Rocks and other objects have been thrown at the Brooklyn Center’s police station building and there are reports of shots being fired in the vicinity of the police department, John Harrington, commissioner of the Minnesota Department of Public Safety, told a news conference. The unrest took place after police heard reports of a crowd of between 100 and 200 people marching to the police department.

Officers fired rubber bullets and tear gas, KARE, a subsidiary of NBC News, reported.

Police said in a statement that the front door of the Brooklyn Park Police Department, about 5 miles from the Brooklyn Center, was hit by a gunfire. The Brooklyn Park police officers were not involved in the shooting, but helped police in the Brooklyn Center with the ‘civil unrest’ that took place, the department said.

According to Harrington, 20 businesses were broken into at a nearby shopping center. The curfew was set in the suburb of Minneapolis, “so we can continue to keep our community safe,” Mayor Mike Elliott said in a statement on Twitter.

“Gwen and I are praying for Daunte Wright’s family as our state mourns the mourning of a black man taken by law enforcement,” Walz said on Twitter Sunday night. He also said he was watching the unrest in the Brooklyn center.

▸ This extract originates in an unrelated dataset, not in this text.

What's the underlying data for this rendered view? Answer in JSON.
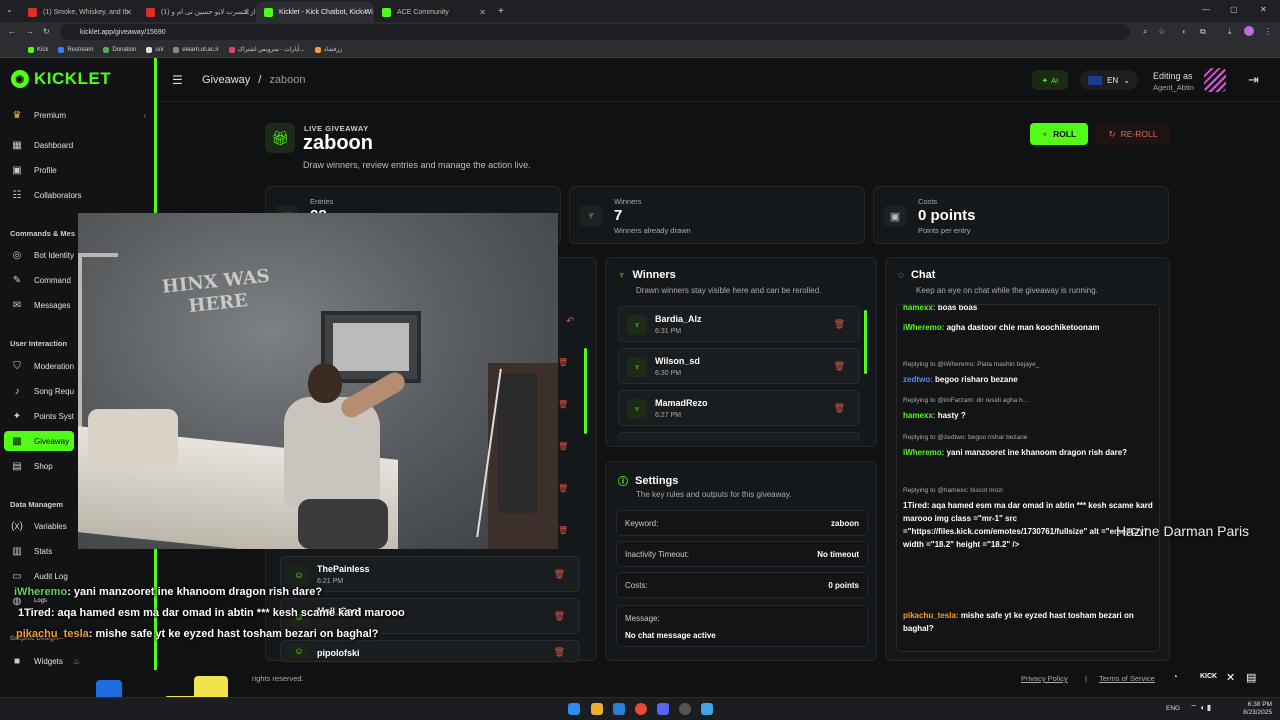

Wright’s mother, Katie Wright, told reporters at the scene that she received a call from her son on Sunday afternoon to tell her that police had pulled him down because he was hanging air fresheners on his rearview mirror, illegally in Minnesota. She said she told him to put the police officers on the phone so they could give the car insurance details.

She then heard police telling her son to get out of the vehicle, according to the video shot by KARE.

“I heard police officers say, ‘Daunte, do not run,'” she said in tears. The call ends, and she dials his number again, and his girlfriend answers and says he was shot.

“A minute later I called and his girlfriend, who was the passenger in the car, answered and said he had been shot,” she said.

Brooklyn Center police said in a statement that officers pulled over a man due to a traffic violation shortly before 2 p.m. and found he had an outstanding arrest warrant. When police tried to arrest him, he got back into the car. One of the officers, who was not identified, shot at the man. The car drove several blocks before hitting another vehicle. The man died on the scene.

After the shooting, a crowd of about 100 “highly incensed” people gathered, Harrington said.

The Minnesota branch of the American Civil Liberties Union called for a statement for an “immediate, transparent and independent investigation by an outside agency,” and for the speedy release of any camera footage.

It also said it was “deeply concerned that the police here apparently used dangling air fresheners as an excuse to stop a prank, something the police do all too often to target black people.”

Kurt Chirbas and Colin Sheeley contributed.